The termination proof uses a single natural number variant:

Variant(s) = RemainingChunks(s) Γ— CHUNK_MAX_STEPS + StepsRemaining(s)
  • Terminal phases (COMPLETE, FAILED): variant = 0
  • Progress steps: variant strictly decreases
  • Non-progress steps: variant does not increase

This guarantees termination under weak fairness assumptions.

Build

cd lean && lake build

Roadmap

Lean Track (NearFall) β€” Complete

  • Trace.lean β€” Infinite trace semantics (Nat β†’ SystemState)
  • Temporal.lean β€” LTL operators (Always, Eventually, LeadsTo, InfOften)
  • Fairness.lean β€” Weak/strong fairness with corrected TLA+ semantics
  • Variant.lean β€” Termination variant and progress partition
  • Liveness.lean β€” Progress theorems under fairness
  • Progress.lean β€” No-deadlock lemmas
  • Alignment.lean β€” Semantic alignment with TLA+

TLA+ Track (TLAPS Proofs)

  • CryptoModel.tla β€” Tagged preimage constructors, scoped injectivity
  • TypeOK.tla β€” Type invariant with encoding membership
  • SafetyInduction.tla β€” Inductive invariant, variant lemmas
  • AttackLemmas.tla β€” Encoding injectivity, digest binding
  • LivenessProofs.tla β€” WF/ENABLED leads-to with enabledness stability

Integration

  • ASSUMPTIONS.md β€” Assumption registry and proof obligation map
  • CI workflows β€” Lean build integrated
  • NearFall Lean proofs complete (no sorries)
  • Cross-track alignment verification

Why Three Layers?

Each layer answers a different question and catches bugs the others cannot.

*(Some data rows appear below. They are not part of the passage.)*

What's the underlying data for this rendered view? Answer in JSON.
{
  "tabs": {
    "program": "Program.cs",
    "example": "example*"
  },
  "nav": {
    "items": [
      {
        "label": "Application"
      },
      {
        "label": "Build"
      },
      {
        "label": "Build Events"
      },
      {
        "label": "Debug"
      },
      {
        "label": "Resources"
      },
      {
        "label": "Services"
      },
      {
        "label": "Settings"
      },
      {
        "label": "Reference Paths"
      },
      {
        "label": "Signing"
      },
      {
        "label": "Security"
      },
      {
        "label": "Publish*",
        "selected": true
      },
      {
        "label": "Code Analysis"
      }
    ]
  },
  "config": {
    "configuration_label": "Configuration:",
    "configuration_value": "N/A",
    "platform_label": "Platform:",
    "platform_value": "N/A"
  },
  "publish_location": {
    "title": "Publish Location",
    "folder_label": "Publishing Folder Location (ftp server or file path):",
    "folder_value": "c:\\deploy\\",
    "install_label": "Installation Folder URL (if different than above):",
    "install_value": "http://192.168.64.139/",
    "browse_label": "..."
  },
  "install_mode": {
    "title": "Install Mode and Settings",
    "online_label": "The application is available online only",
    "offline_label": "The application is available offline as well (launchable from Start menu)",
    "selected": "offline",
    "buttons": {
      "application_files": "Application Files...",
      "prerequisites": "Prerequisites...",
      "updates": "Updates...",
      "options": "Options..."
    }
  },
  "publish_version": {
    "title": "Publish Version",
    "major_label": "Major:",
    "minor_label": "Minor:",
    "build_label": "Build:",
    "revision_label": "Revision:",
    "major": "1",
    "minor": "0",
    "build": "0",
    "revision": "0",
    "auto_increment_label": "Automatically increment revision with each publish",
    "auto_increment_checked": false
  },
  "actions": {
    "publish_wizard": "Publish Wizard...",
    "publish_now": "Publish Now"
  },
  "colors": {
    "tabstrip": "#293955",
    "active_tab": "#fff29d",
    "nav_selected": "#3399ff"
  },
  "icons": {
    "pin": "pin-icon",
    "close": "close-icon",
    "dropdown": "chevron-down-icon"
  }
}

The prose spec answers "what and why." It uses RFC 2119 keywords (MUST, SHOULD, MAY) to specify obligations. When you need to understand what a valid state looks like or why the digest includes config_tags, read spec.md. The prose catches ambiguity and missing requirementsβ€”but it can't execute, so it can't tell you if two implementations agree.

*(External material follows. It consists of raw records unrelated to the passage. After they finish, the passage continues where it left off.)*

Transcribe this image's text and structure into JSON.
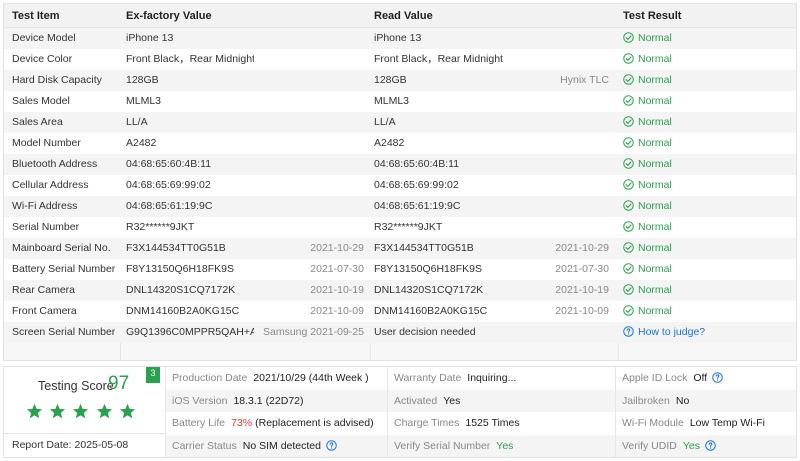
{
  "table": {
    "headers": {
      "item": "Test Item",
      "factory": "Ex-factory Value",
      "read": "Read Value",
      "result": "Test Result"
    },
    "rows": [
      {
        "item": "Device Model",
        "factory": "iPhone 13",
        "factory_extra": "",
        "read": "iPhone 13",
        "read_extra": "",
        "result": "Normal",
        "status": "ok"
      },
      {
        "item": "Device Color",
        "factory": "Front Black，Rear Midnight",
        "factory_extra": "",
        "read": "Front Black，Rear Midnight",
        "read_extra": "",
        "result": "Normal",
        "status": "ok"
      },
      {
        "item": "Hard Disk Capacity",
        "factory": "128GB",
        "factory_extra": "",
        "read": "128GB",
        "read_extra": "Hynix TLC",
        "result": "Normal",
        "status": "ok"
      },
      {
        "item": "Sales Model",
        "factory": "MLML3",
        "factory_extra": "",
        "read": "MLML3",
        "read_extra": "",
        "result": "Normal",
        "status": "ok"
      },
      {
        "item": "Sales Area",
        "factory": "LL/A",
        "factory_extra": "",
        "read": "LL/A",
        "read_extra": "",
        "result": "Normal",
        "status": "ok"
      },
      {
        "item": "Model Number",
        "factory": "A2482",
        "factory_extra": "",
        "read": "A2482",
        "read_extra": "",
        "result": "Normal",
        "status": "ok"
      },
      {
        "item": "Bluetooth Address",
        "factory": "04:68:65:60:4B:11",
        "factory_extra": "",
        "read": "04:68:65:60:4B:11",
        "read_extra": "",
        "result": "Normal",
        "status": "ok"
      },
      {
        "item": "Cellular Address",
        "factory": "04:68:65:69:99:02",
        "factory_extra": "",
        "read": "04:68:65:69:99:02",
        "read_extra": "",
        "result": "Normal",
        "status": "ok"
      },
      {
        "item": "Wi-Fi Address",
        "factory": "04:68:65:61:19:9C",
        "factory_extra": "",
        "read": "04:68:65:61:19:9C",
        "read_extra": "",
        "result": "Normal",
        "status": "ok"
      },
      {
        "item": "Serial Number",
        "factory": "R32******9JKT",
        "factory_extra": "",
        "read": "R32******9JKT",
        "read_extra": "",
        "result": "Normal",
        "status": "ok"
      },
      {
        "item": "Mainboard Serial No.",
        "factory": "F3X144534TT0G51B",
        "factory_extra": "2021-10-29",
        "read": "F3X144534TT0G51B",
        "read_extra": "2021-10-29",
        "result": "Normal",
        "status": "ok"
      },
      {
        "item": "Battery Serial Number",
        "factory": "F8Y13150Q6H18FK9S",
        "factory_extra": "2021-07-30",
        "read": "F8Y13150Q6H18FK9S",
        "read_extra": "2021-07-30",
        "result": "Normal",
        "status": "ok"
      },
      {
        "item": "Rear Camera",
        "factory": "DNL14320S1CQ7172K",
        "factory_extra": "2021-10-19",
        "read": "DNL14320S1CQ7172K",
        "read_extra": "2021-10-19",
        "result": "Normal",
        "status": "ok"
      },
      {
        "item": "Front Camera",
        "factory": "DNM14160B2A0KG15C",
        "factory_extra": "2021-10-09",
        "read": "DNM14160B2A0KG15C",
        "read_extra": "2021-10-09",
        "result": "Normal",
        "status": "ok"
      },
      {
        "item": "Screen Serial Number",
        "factory": "G9Q1396C0MPPR5QAH+A20...",
        "factory_extra": "Samsung 2021-09-25",
        "read": "User decision needed",
        "read_extra": "",
        "result": "How to judge?",
        "status": "help"
      }
    ]
  },
  "summary": {
    "score_label": "Testing Score",
    "score": "97",
    "score_badge": "3",
    "stars": 5,
    "report_label": "Report Date:",
    "report_date": "2025-05-08",
    "col1": [
      {
        "k": "Production Date",
        "v": "2021/10/29 (44th Week )"
      },
      {
        "k": "iOS Version",
        "v": "18.3.1 (22D72)"
      },
      {
        "k": "Battery Life",
        "v_red": "73%",
        "v": "(Replacement is advised)"
      },
      {
        "k": "Carrier Status",
        "v": "No SIM detected"
      }
    ],
    "col2": [
      {
        "k": "Warranty Date",
        "v": "Inquiring..."
      },
      {
        "k": "Activated",
        "v": "Yes"
      },
      {
        "k": "Charge Times",
        "v": "1525 Times"
      },
      {
        "k": "Verify Serial Number",
        "v": "Yes"
      }
    ],
    "col3": [
      {
        "k": "Apple ID Lock",
        "v": "Off"
      },
      {
        "k": "Jailbroken",
        "v": "No"
      },
      {
        "k": "Wi-Fi Module",
        "v": "Low Temp Wi-Fi"
      },
      {
        "k": "Verify UDID",
        "v": "Yes"
      }
    ]
  },
  "colors": {
    "ok": "#2aa14e",
    "link": "#1a73d9",
    "warn": "#e53935"
  },
  "icons": {
    "ok": "check-circle-icon",
    "help": "question-circle-icon",
    "star": "star-icon"
  }
}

The TLA+ model answers "can this go wrong?" TLC explores all reachable states and checks that no sequence of operations violates security invariants. When TLC fails, it produces a counterexample trace showing the exact operations that reach a bad state. The model catches design bugs before any code existsβ€”but it uses finite bounds, so it can't check properties at production scale.

The Lean oracle answers "what's the right answer?" Feed it a state, get the one correct digest. If your implementation produces a different digest, your implementation is wrong. The oracle catches implementation drift and byte-level edge casesβ€”but it executes one path at a time, so it can't model-check all possible interleavings.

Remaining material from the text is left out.